Also on the drawing board are tiny vehicles that just a few years ago would have seemed like science fiction.
Under a $2.3-million Pentagon research grant, the company is developing an aircraft with flapping 3-inch wings that could fly indoors. It would weigh less than half an ounce, or about the size of a large hummingbird.
In a separate $4.6-million grant, the company is developing a 1-pound aircraft that could fly quietly to a location, perch itself there and then relay back to base live video images of what's happening.
Few aviation buffs would have predicted that a company that initially started in 1971 as a research outfit that focused on solar and electric power technologies would become a major player in the fast-evolving world of tiny robotic planes.
Founded by the late aviation pioneer Paul B. MacCready, the company's aviation ambitions began with attempts to win a much-needed $100,000 prize for the first human-powered airplane.
It won the prize with Gossamer Condor, which hangs at the National Air and Space Museum. MacCready then built the Gossamer Albatross, which crossed the English Channel on pedal power.

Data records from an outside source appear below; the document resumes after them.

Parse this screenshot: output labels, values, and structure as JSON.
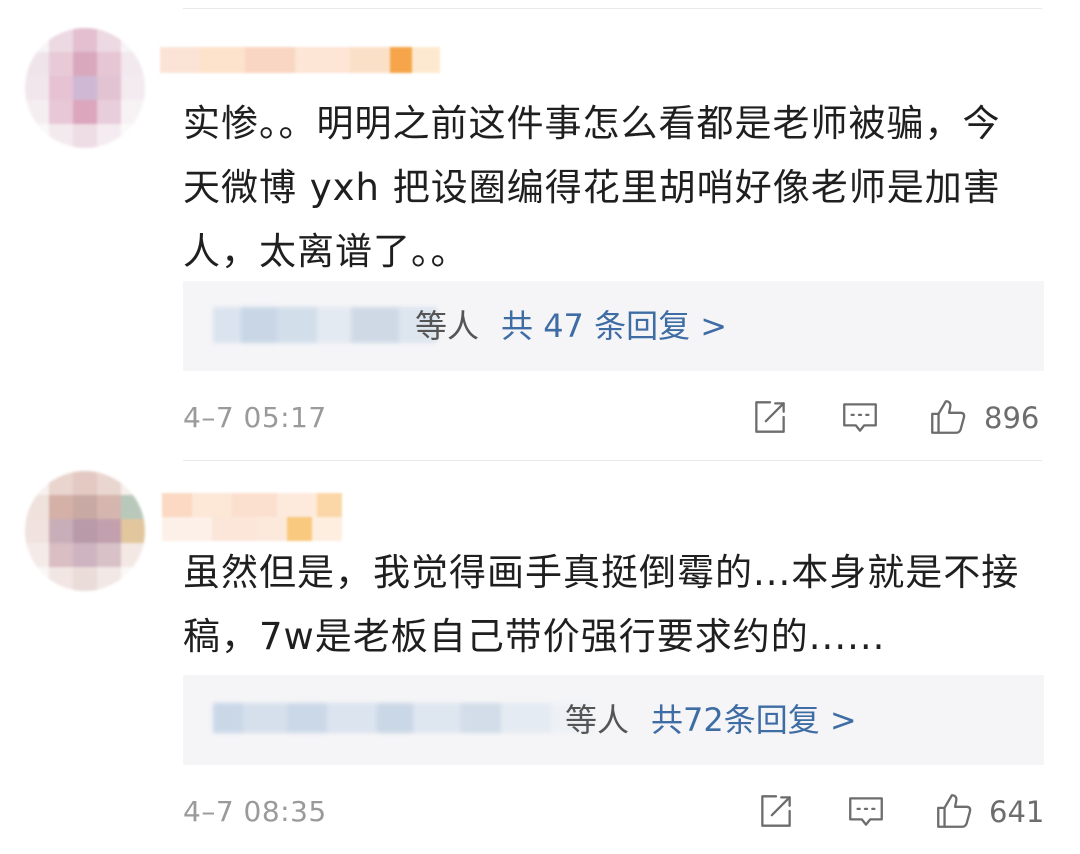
{
  "comments": [
    {
      "text": "实惨。。明明之前这件事怎么看都是老师被骗，今天微博 yxh 把设圈编得花里胡哨好像老师是加害人，太离谱了。。",
      "reply_people": "等人",
      "reply_link": "共 47 条回复 >",
      "timestamp": "4–7 05:17",
      "likes": "896"
    },
    {
      "text": "虽然但是，我觉得画手真挺倒霉的...本身就是不接稿，7w是老板自己带价强行要求约的......",
      "reply_people": "等人",
      "reply_link": "共72条回复 >",
      "timestamp": "4–7 08:35",
      "likes": "641"
    }
  ],
  "icons": {
    "share": "share-icon",
    "comment": "comment-icon",
    "like": "like-icon"
  },
  "colors": {
    "link": "#3e6ca4",
    "reply_bg": "#f5f5f7",
    "meta": "#9a9a9a"
  }
}
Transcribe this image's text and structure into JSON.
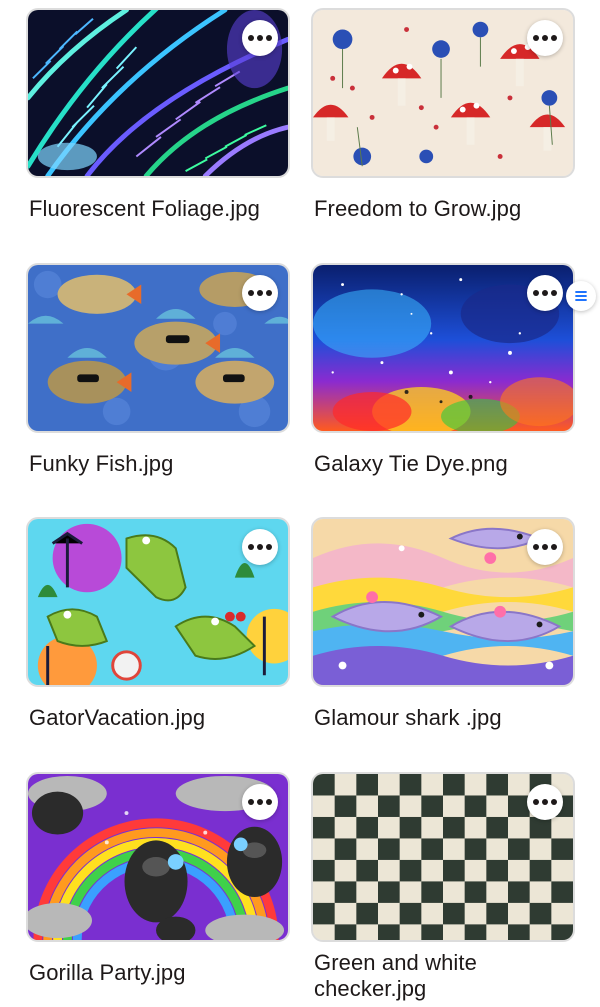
{
  "files": [
    {
      "name": "Fluorescent Foliage.jpg",
      "more_icon": "more-horizontal-icon"
    },
    {
      "name": "Freedom to Grow.jpg",
      "more_icon": "more-horizontal-icon"
    },
    {
      "name": "Funky Fish.jpg",
      "more_icon": "more-horizontal-icon"
    },
    {
      "name": "Galaxy Tie Dye.png",
      "more_icon": "more-horizontal-icon"
    },
    {
      "name": "GatorVacation.jpg",
      "more_icon": "more-horizontal-icon"
    },
    {
      "name": "Glamour shark .jpg",
      "more_icon": "more-horizontal-icon"
    },
    {
      "name": "Gorilla Party.jpg",
      "more_icon": "more-horizontal-icon"
    },
    {
      "name": "Green and white checker.jpg",
      "more_icon": "more-horizontal-icon"
    }
  ],
  "side_handle": {
    "icon": "list-icon",
    "color": "#0061fe"
  }
}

Later, the company gained more public attention for the Helios, a massive, unmanned, solar-powered plane with 14 electric motors and a 200-foot wingspan that climbed to more than 96,000 feet. It was the highest altitude ever achieved by a propeller-driven aircraft.
But quietly in the back room, engineers were also dabbling in a new frontier in aviation -- making planes ever smaller and closer in design to small birds and insects.
All that research paid off after the Sept. 11 terrorist attacks as the Pentagon began to look for ways to protect U.S. troops from elusive insurgents.
With orders for its unmanned planes rising steadily, AeroVironment went public early last year. "These planes are saving the lives of soldiers," analyst Lewis said. "That's a very powerful attribute to have in this war-fighting environment."